Occorre diffondere e socializzare la presa di coscienza di queste realtà dalle quali i media tentano costantemente di distrarci e il nostro silenzio e menefreghismo rischia di essere interpretato come una subdola complicità di queste ingiustizie e discriminazioni. Già Martin Luther King aveva affermato “Non ho paura delle parole dei violenti, ma del silenzio degli onesti”.
A causa dei nostri sprechi molti oggi stanno mancando del necessario.

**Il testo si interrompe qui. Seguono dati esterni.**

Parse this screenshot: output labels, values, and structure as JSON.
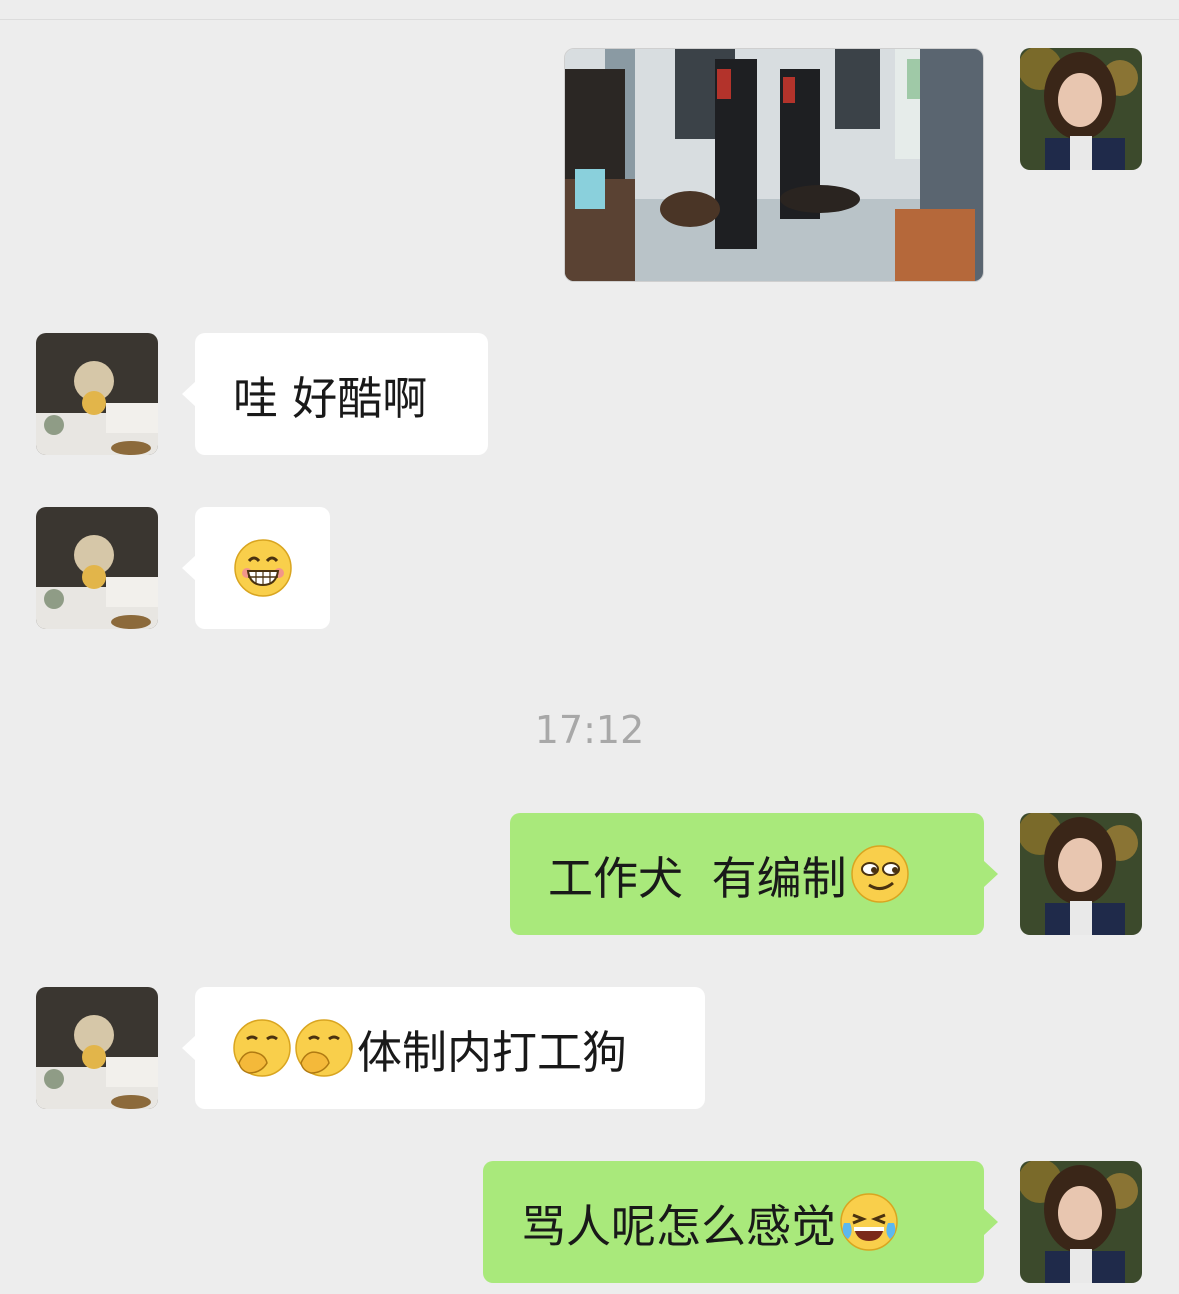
{
  "chat": {
    "timestamp": "17:12",
    "messages": [
      {
        "sender": "me",
        "type": "image",
        "image_desc": "subway-patrol-dogs"
      },
      {
        "sender": "friend",
        "type": "text",
        "text": "哇 好酷啊"
      },
      {
        "sender": "friend",
        "type": "emoji",
        "emoji": "grin-emoji"
      },
      {
        "sender": "me",
        "type": "text",
        "text": "工作犬  有编制",
        "emoji": "smirk-emoji"
      },
      {
        "sender": "friend",
        "type": "text",
        "prefix_emoji": [
          "facepalm-emoji",
          "facepalm-emoji"
        ],
        "text": "体制内打工狗"
      },
      {
        "sender": "me",
        "type": "text",
        "text": "骂人呢怎么感觉",
        "emoji": "laugh-cry-emoji"
      }
    ]
  },
  "colors": {
    "background": "#ededed",
    "incoming_bubble": "#ffffff",
    "outgoing_bubble": "#a9e97b",
    "timestamp_text": "#a8a8a8"
  }
}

Cambiare si Può, Cambiare si Deve,
per stare bene Tutti.
Thomas Pogge, filosofo
di formazione kantiana oggi docente a Yale, con il
suo libro Diritti
umani e povertà mondiale (Laterza 2010) ha mostrato i dati dell’indecenza alla quale nessuno,
nonostante il progresso economico e scientifico, pare voglia porre fine:
dei circa sette miliardi di esseri umani oggi esistenti,
830 milioni soffrono di malnutrizione cronica; 1,1 miliardi non hanno accesso
all’acqua potabile; 2,6 ai servizi sanitari di base; 2 miliardi ai farmaci
essenziali, altrettanti all’elettricità, e un miliardo non ha un riparo
adeguato. Si potrebbe continuare, dice Pogge, perché al peggio non pare esserci
fine: ad esempio, quasi nove milioni di bambini vengono ridotti alla schiavitù,
con lavori fortemente usuranti, prostituzione, pornografia, ecc. Non è dunque
difficile credere che un terzo dei morti annui sono dovuti alla povertà.
Un’apocalisse
che non ha eguali, neppure tra quelle causate dalle guerre del XX secolo e dai
totalitarismi. Eppure, è assai più facile fermare questo massacro che quelli passati:
servirebbero solamente una migliore nutrizione, acqua potabile, zanzariere,
confezioni per la re-idratazione, vaccini e medicine.
Pogge
sottolinea proprio quest’ultimo aspetto: la mancanza
di medicine e, soprattutto, di cure adeguate. La soluzione del filosofo tedesco
starebbe nell’HIF (Health Impact Fund),
un fondo sovvenzionato dai governi di tutto il mondo, ma dal funzionamento
assai innovativo. Oggi non abbiamo soltanto un mercato iniquo dei farmaci, che
penalizza il Sud del mondo, ma anche un mercato scarsamente innovativo. Le case
farmaceutiche non investono nella ricerca di vaccini e di medicine che non
potranno piazzare “bene”. E le piazze meno conveniente sono quelle dei paesi
più poveri. Il risultato è che, mentre nel ricco ed opulento Nord
industrializzato ci sono più farmaci che malattie da curare, nei paesi più
poveri ci sono molte malattie ma pochi rimedi. E quelli che ci sono, pagati a
carissimo prezzo.
L’HIF
permettere, allora, un diverso approccio alla sperimentazione e ai suoi proventi.
Senza chiedere atti di carità, ma offrendo un’opportunità anche di lauti
guadagni. I centri di ricerca, che notoriamente non sono dei buoni samaritani,
potrebbe scegliere se registrare il brevetto secondo la prassi ordinaria o
attraverso l’HIF. In quest’ultimo caso, verrebbero
ripagati secondo l’impatto del farmaco. E si capisce bene quanto possa essere
lucrosa anche questa via, se consideriamo che le malattie meno diffuse (se non
addirittura scomparse) nei paesi sviluppati, sono tra le più diffuse e mortali
in quelli poveri.
Un
approccio filosofico, quello di Pogge, giustificato con la sociologia. La
morale che non disdegna di far leva sull’interesse. Perché, come dice Caranti, ‹‹in Povertà mondiale e diritti umani Thomas Pogge intende cambiare il modo in cui studiosi e
semplici cittadini del mondo ricco pensano al problema della povertà nel
mondo››.
L’ordine
mondiale imposto dai paesi più sviluppati ha creato questo sistema di profonda
sperequazione. È nostro dovere nostro correre ai ripari.